3. Amazon’s Motives and Broader Implications
- Host’s Theory:
- Amazon’s hostility may be less about customer service and more about competition:
“Amazon has their Rufous AI, which virtually nobody uses, and they’re probably working on an agentic AI shopping tool … I think they're worried about being front run by this.” (07:26)
- Amazon’s hostility may be less about customer service and more about competition:
- Corporate Self-Interest
- Amazon may attempt to block or degrade AI agent access once they can reliably identify bot traffic.
-
“If you want us to identify that it's a bot, you want to treat it differently. And how would you treat differently? Number one, like basically block it. Or maybe ... we’re only showing promoted posts.” (15:46)
- Comparison to Past Tech Feuds
- Reference to Cloudflare’s earlier dispute with Perplexity over stealth web-crawling:
“Cloudflare had a similar kind of public feud ... Perplexity is using stealth undeclared crawlers to evade website no-crawl directives.” (19:11)

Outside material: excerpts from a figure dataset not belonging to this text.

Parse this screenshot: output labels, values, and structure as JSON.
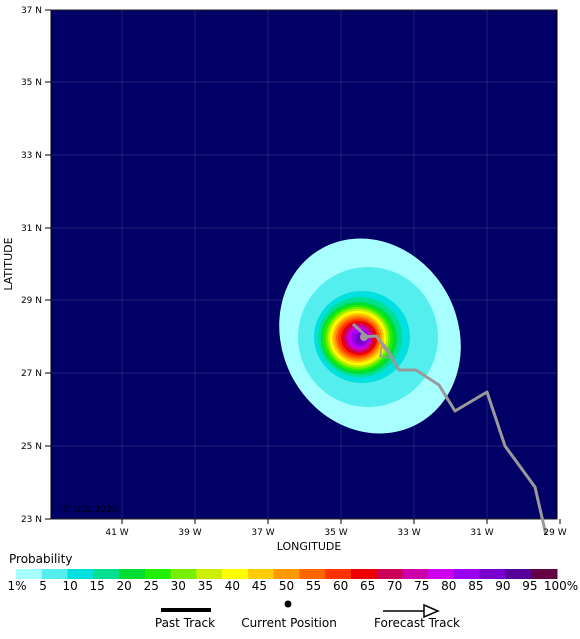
{
  "axes": {
    "x_label": "LONGITUDE",
    "y_label": "LATITUDE",
    "x_ticks": [
      "41 W",
      "39 W",
      "37 W",
      "35 W",
      "33 W",
      "31 W",
      "29 W"
    ],
    "y_ticks": [
      "37 N",
      "35 N",
      "33 N",
      "31 N",
      "29 N",
      "27 N",
      "25 N",
      "23 N"
    ]
  },
  "map": {
    "background_color": "#000066",
    "copyright": "© UCL 2023",
    "track_color": "#9a9a9a"
  },
  "legend": {
    "title": "Probability",
    "labels": [
      "1%",
      "5",
      "10",
      "15",
      "20",
      "25",
      "30",
      "35",
      "40",
      "45",
      "50",
      "55",
      "60",
      "65",
      "70",
      "75",
      "80",
      "85",
      "90",
      "95",
      "100%"
    ],
    "colors": [
      "#a8ffff",
      "#55eeee",
      "#00e0e0",
      "#00e090",
      "#00dd33",
      "#22ee00",
      "#77ee00",
      "#ccee00",
      "#ffff00",
      "#ffcc00",
      "#ff9900",
      "#ff6600",
      "#ff3300",
      "#ee0000",
      "#cc0055",
      "#cc00aa",
      "#cc00ee",
      "#9900ee",
      "#7700cc",
      "#550099",
      "#660044"
    ]
  },
  "key": {
    "past_track": "Past Track",
    "current_position": "Current Position",
    "forecast_track": "Forecast Track"
  }
}
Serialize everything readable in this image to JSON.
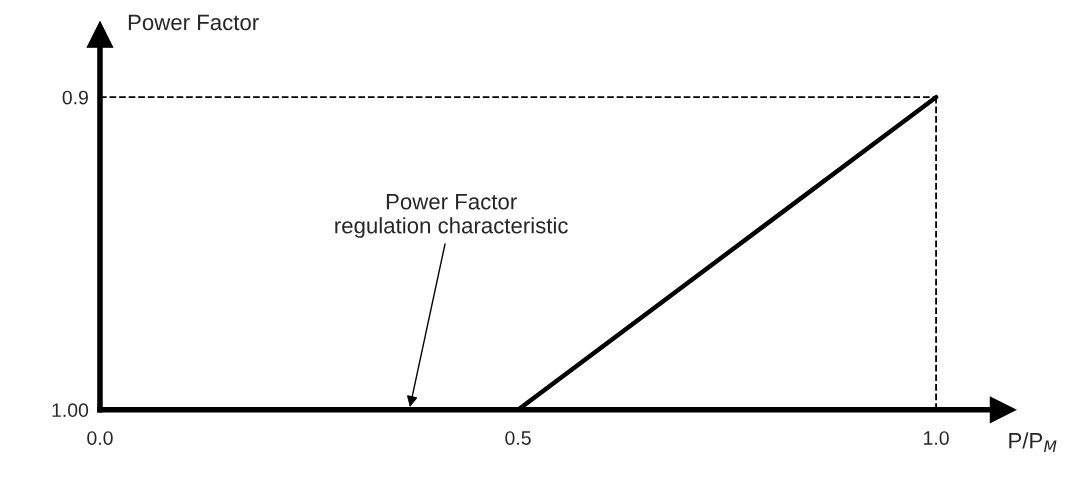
{
  "chart_data": {
    "type": "line",
    "ylabel": "Power Factor",
    "xlabel": "P/P$_{M}$",
    "x": [
      0,
      0.5,
      1.0
    ],
    "series": [
      {
        "color": "#000000",
        "values": [
          1.0,
          1.0,
          0.9
        ],
        "line_style": "solid"
      }
    ],
    "ref_lines": [
      {
        "axis": "y",
        "value": 0.9,
        "color": "#000000",
        "line_style": "dashed"
      },
      {
        "axis": "x",
        "value": 1.0,
        "color": "#000000",
        "line_style": "dashed"
      }
    ],
    "xlim": [
      0,
      1.08
    ],
    "xticks": [
      {
        "value": 0,
        "label": "0.0"
      },
      0.5,
      {
        "value": 1.0,
        "label": "1.0"
      }
    ],
    "ylim": [
      1.0,
      0.88
    ],
    "yticks": [
      {
        "value": 1.0,
        "label": "1.00"
      },
      0.9
    ],
    "annotations": [
      {
        "text": "Power Factor\nregulation characteristic",
        "x": 0.37,
        "y": 1.0
      }
    ],
    "grid": false,
    "marker": "none"
  }
}
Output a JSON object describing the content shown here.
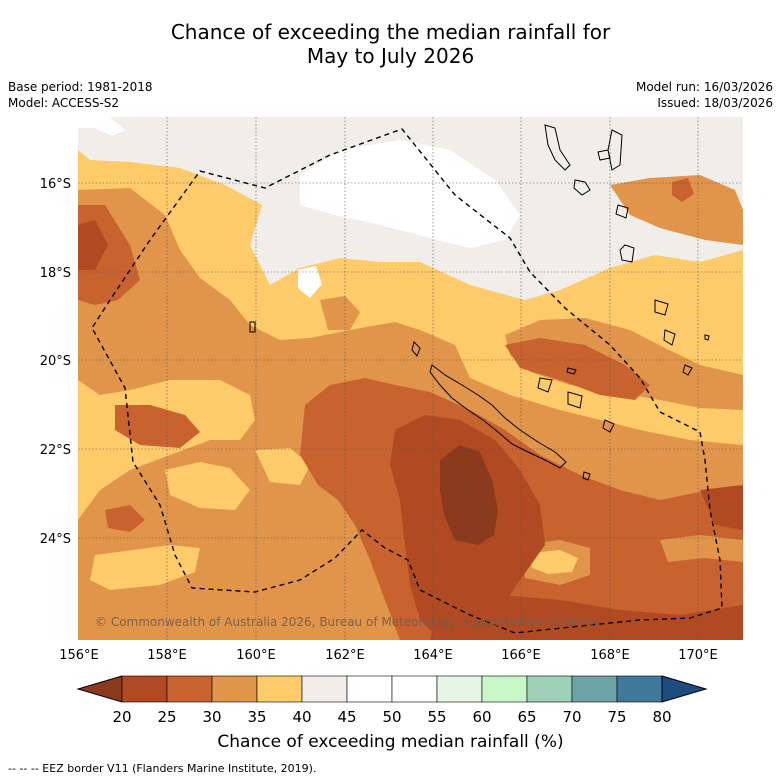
{
  "header": {
    "title_line1": "Chance of exceeding the median rainfall for",
    "title_line2": "May to July 2026",
    "base_period": "Base period: 1981-2018",
    "model": "Model: ACCESS-S2",
    "model_run": "Model run: 16/03/2026",
    "issued": "Issued: 18/03/2026"
  },
  "map": {
    "lat_labels": [
      "16°S",
      "18°S",
      "20°S",
      "22°S",
      "24°S"
    ],
    "lon_labels": [
      "156°E",
      "158°E",
      "160°E",
      "162°E",
      "164°E",
      "166°E",
      "168°E",
      "170°E"
    ],
    "copyright": "© Commonwealth of Australia 2026, Bureau of Meteorology, supported by COSPPac"
  },
  "colorbar": {
    "ticks": [
      "20",
      "25",
      "30",
      "35",
      "40",
      "45",
      "50",
      "55",
      "60",
      "65",
      "70",
      "75",
      "80"
    ],
    "colors": [
      "#8b3a1e",
      "#b14a22",
      "#c8622f",
      "#e0954a",
      "#fdcb6a",
      "#f1ede8",
      "#ffffff",
      "#ffffff",
      "#e6f5e6",
      "#c8f7c8",
      "#9fd0b8",
      "#6ba3a6",
      "#3f789a",
      "#1d4d7e"
    ],
    "label": "Chance of exceeding median rainfall (%)"
  },
  "footnote": "-- -- -- EEZ border V11 (Flanders Marine Institute, 2019)."
}
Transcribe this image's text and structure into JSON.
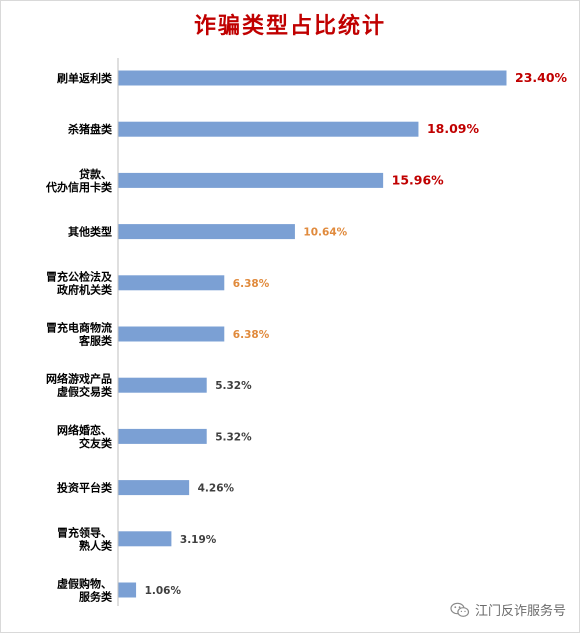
{
  "chart_data": {
    "type": "bar",
    "orientation": "horizontal",
    "title": "诈骗类型占比统计",
    "xlabel": "",
    "ylabel": "",
    "xlim": [
      0,
      25
    ],
    "grid": false,
    "legend": "none",
    "bar_color": "#7ba0d4",
    "categories": [
      [
        "刷单返利类"
      ],
      [
        "杀猪盘类"
      ],
      [
        "贷款、",
        "代办信用卡类"
      ],
      [
        "其他类型"
      ],
      [
        "冒充公检法及",
        "政府机关类"
      ],
      [
        "冒充电商物流",
        "客服类"
      ],
      [
        "网络游戏产品",
        "虚假交易类"
      ],
      [
        "网络婚恋、",
        "交友类"
      ],
      [
        "投资平台类"
      ],
      [
        "冒充领导、",
        "熟人类"
      ],
      [
        "虚假购物、",
        "服务类"
      ]
    ],
    "values": [
      23.4,
      18.09,
      15.96,
      10.64,
      6.38,
      6.38,
      5.32,
      5.32,
      4.26,
      3.19,
      1.06
    ],
    "value_labels": [
      "23.40%",
      "18.09%",
      "15.96%",
      "10.64%",
      "6.38%",
      "6.38%",
      "5.32%",
      "5.32%",
      "4.26%",
      "3.19%",
      "1.06%"
    ],
    "value_label_colors": [
      "#c00000",
      "#c00000",
      "#c00000",
      "#e08a3c",
      "#e08a3c",
      "#e08a3c",
      "#404040",
      "#404040",
      "#404040",
      "#404040",
      "#404040"
    ]
  },
  "watermark": {
    "icon": "wechat-icon",
    "text": "江门反诈服务号"
  }
}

- Reference to Cloudflare’s earlier dispute with Perplexity over stealth web-crawling:
4. The Future of AI Shopping & User Choice
- Principle of User Agency
- Users should have the right to delegate tasks to AI agents, just as they do with human assistants.
-
“If I could send a personal assistant, why would I not be able to just send my AI agent to go do the same task?” (16:53)
- Market Impact:
- If Amazon blocks AI shopping, users will shift to competitors like Best Buy or Walmart.
-
“If Amazon truly doesn't let you shop with your AI agent ... you'll just move on to something different.” (26:40)
-
Host’s Final Take on Amazon’s UX
“You are literally an assault to my eyes when I'm using Amazon. Like, they could just make their website pretty. I promise it wouldn’t hurt anyone. I feel like I'm on freaking Craigslist half the time.” (28:00)
Notable Quotes & Memorable Moments
- “Bullying, on the other hand, is when large corporations use legal threats and intimidation to block innovation and make life worse for people.” — Perplexity blog post (04:20)
- “As a user of Comet and Atlas … I would say it is not a degraded shopping experience.” — Host (08:12)
- “We think it fairly straightforward that third party applications … should operate openly and respect service provider decisions … This helps ensure a positive customer experience.” — Amazon statement (06:15)
- “If I have a personal assistant, I can ask my personal assistant to go do the exact same thing for me ... Why would I not be able to just send my AI agent?” — Host (16:53)
- “Scrolling through a thousand links on your horribly ugly UI website isn’t a degraded shopping experience? You are literally an assault to my eyes when I’m using Amazon.” — Host (28:00)
Timestamps of Key Segments
- Amazon’s Legal Action Explained: 01:00–04:00
- Perplexity’s Blog Post Response: 04:00–06:00
- Amazon’s Public Statement: 06:15–08:00
- Host’s Critique of Amazon Shopping UX: 10:00–13:00
- Discussion of AI Agent Identification & Ethics: 15:00–18:00
- Cloudflare vs. Perplexity Reference: 19:11–21:00
- Reflections on User Agency & Market Shift: 25:30–27:00
- Rant about Amazon’s Website: 28:00–29:30
Conclusion
This episode provides a deep dive into the escalating battle over the future of AI-powered online shopping, highlighting philosophical questions about innovation, corporate control, and user autonomy. The host sharply criticizes Amazon’s motives and interface, champions the liberating potential of AI agents, and frames the feud as an early skirmish in the broader transformation of e-commerce.
For those following AI and tech policy, “Amazon vs Perplexity: The AI Shopping War” is an unvarnished, insightful look at the commercial and ethical fault lines now shaping the digital marketplace.